Pour aller plus loin : sources et archives
Plusieurs sources documentent l’histoire des crimes de guerre américains. Les travaux de Samuel Moyn sur les guerres sans fin sont une référence. [CUNY]
Les archives du Golfe du Tonkin rappellent l’ampleur du mensonge. [Dispropaganda]
Le massacre de My Lai est documenté par Army History. [Army History]
L’Iraq Survey Group confirme l’absence de WMD en Irak. [PBS]
Les projets Costs of War de Brown University documentent les pertes civiles en Afghanistan. [Brown University]
Ce qui est déjà vrai et ce qui ne l’est pas encore
Sur ce sujet, beaucoup de confusion vient du mélange entre faits historiques et interprétations. Pour éviter les raccourcis, il faut distinguer ce qui est documenté de ce qui relève de l’analyse.
- L’incident du Golfe du Tonkin était-il une « fausse attaque » ? Vrai. Les historiens considèrent aujourd’hui que l’attaque n’a jamais eu lieu. C’était une opération sous faux drapeau. [Dispropaganda][CIA]
- Le massacre de My Lai a-t-il vraiment eu lieu ? Vrai. 504 villageois ont été massacrés le 16 mars 1968. Les faits sont documentés par des archives, des témoignages et des articles de presse. [Army History][Wikipedia Simpson]
- Y avait-il des armes de destruction massive en Irak en 2003 ? Faux. Aucune arme chimique, biologique ou nucléaire n’a été retrouvée. Le gouvernement américain l’a admis des années plus tard. [PBS][CIA]
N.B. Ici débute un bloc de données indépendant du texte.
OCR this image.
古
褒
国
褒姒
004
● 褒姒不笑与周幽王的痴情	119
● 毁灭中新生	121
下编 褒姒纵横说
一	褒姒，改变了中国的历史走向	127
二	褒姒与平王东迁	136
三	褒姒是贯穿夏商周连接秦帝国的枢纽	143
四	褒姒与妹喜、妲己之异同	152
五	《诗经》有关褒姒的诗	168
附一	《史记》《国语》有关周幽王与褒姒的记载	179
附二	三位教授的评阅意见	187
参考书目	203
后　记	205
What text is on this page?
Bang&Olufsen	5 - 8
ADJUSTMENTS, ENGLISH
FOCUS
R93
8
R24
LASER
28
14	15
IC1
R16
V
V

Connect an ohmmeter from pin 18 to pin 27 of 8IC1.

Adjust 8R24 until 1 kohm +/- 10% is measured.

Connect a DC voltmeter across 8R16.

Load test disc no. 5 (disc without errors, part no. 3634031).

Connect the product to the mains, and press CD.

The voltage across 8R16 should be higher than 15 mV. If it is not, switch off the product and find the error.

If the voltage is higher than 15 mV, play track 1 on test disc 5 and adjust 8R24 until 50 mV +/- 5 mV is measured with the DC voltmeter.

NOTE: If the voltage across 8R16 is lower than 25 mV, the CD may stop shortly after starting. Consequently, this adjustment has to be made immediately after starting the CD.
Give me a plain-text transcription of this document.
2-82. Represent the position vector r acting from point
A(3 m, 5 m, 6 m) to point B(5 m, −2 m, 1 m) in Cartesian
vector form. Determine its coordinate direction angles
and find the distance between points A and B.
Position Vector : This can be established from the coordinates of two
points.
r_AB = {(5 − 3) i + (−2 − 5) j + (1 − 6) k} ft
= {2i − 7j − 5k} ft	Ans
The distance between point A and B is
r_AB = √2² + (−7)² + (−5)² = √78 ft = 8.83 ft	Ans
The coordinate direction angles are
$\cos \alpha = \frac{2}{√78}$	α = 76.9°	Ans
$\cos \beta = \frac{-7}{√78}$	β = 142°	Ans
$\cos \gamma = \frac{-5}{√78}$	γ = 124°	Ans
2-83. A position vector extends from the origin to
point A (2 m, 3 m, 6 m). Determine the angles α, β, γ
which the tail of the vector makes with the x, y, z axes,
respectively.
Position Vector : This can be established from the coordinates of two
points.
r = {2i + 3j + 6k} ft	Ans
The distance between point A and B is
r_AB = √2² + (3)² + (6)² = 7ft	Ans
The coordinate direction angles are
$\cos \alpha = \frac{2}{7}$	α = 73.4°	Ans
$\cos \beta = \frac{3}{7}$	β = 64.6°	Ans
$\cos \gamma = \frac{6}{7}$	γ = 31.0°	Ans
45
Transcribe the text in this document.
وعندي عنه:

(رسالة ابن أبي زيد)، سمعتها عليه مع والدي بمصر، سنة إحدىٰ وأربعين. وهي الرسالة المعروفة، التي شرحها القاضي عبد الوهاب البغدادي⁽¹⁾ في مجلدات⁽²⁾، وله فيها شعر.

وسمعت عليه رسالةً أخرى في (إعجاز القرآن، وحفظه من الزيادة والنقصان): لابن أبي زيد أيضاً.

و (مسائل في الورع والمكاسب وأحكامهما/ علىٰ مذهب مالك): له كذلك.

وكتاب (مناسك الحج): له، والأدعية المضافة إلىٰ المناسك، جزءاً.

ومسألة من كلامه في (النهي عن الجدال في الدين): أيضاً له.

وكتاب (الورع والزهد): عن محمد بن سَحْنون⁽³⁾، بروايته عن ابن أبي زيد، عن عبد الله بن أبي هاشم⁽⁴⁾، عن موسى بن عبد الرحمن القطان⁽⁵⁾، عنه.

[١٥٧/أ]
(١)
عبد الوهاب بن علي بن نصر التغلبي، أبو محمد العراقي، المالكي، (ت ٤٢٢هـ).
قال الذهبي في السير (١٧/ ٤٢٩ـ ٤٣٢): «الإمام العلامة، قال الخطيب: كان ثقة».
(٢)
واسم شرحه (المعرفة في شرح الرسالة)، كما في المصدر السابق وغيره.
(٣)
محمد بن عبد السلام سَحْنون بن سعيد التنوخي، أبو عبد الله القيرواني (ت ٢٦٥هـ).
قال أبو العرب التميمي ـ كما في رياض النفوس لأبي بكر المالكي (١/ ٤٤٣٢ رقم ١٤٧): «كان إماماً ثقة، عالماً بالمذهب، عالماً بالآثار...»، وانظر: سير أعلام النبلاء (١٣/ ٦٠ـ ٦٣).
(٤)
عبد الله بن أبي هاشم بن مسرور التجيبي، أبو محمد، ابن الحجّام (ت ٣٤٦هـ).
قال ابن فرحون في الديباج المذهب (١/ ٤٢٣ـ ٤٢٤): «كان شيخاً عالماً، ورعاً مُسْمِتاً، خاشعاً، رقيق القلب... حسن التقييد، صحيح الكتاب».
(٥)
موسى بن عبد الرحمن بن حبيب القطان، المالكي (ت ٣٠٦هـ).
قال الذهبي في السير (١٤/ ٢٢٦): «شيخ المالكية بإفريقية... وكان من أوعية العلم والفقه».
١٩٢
- Les « dommages collatéraux » sont-ils vraiment des accidents ? Pas toujours. Des milliers de civils ont été tués dans des frappes aériennes en Afghanistan. Les termes « dommages collatéraux » minimisent l’horreur. [Brown University][UNAMA]
Les vraies questions à se poser
Pour que l’article soit fort sans tomber dans l’excès, il faut poser les bonnes questions. Ce sont elles qui donnent de la tenue au texte et qui évitent l’effet slogan.
- Pourquoi personne n’a-t-il été puni pour les crimes de guerre ? Parce que le système protège les responsables. Les généraux, les politiciens et les fabricants d’armes sont rarement inquiétés. [Army History]
- Qui profite vraiment des guerres ? L’industrie de l’armement. Les conflits génèrent des milliards de dollars de contrats, de reconstruction et d’armes. [Foreign Policy]
- L’opinion publique est-elle toujours manipulée ? Oui. Chaque guerre est justifiée par des mensonges ou des exagérations. Les médias relaient souvent les discours officiels sans les vérifier. [Dispropaganda][PBS]
- Peut-on sortir de cette logique ? Oui. En refusant d’oublier, en documentant les crimes, en dénonçant les mensonges et en exigeant des comptes. [The Nation]
Note: Cet article ne vise pas à glorifier ou condamner un pays, mais à documenter des faits historiques vérifiés par des archives, des témoignages et des rapports officiels.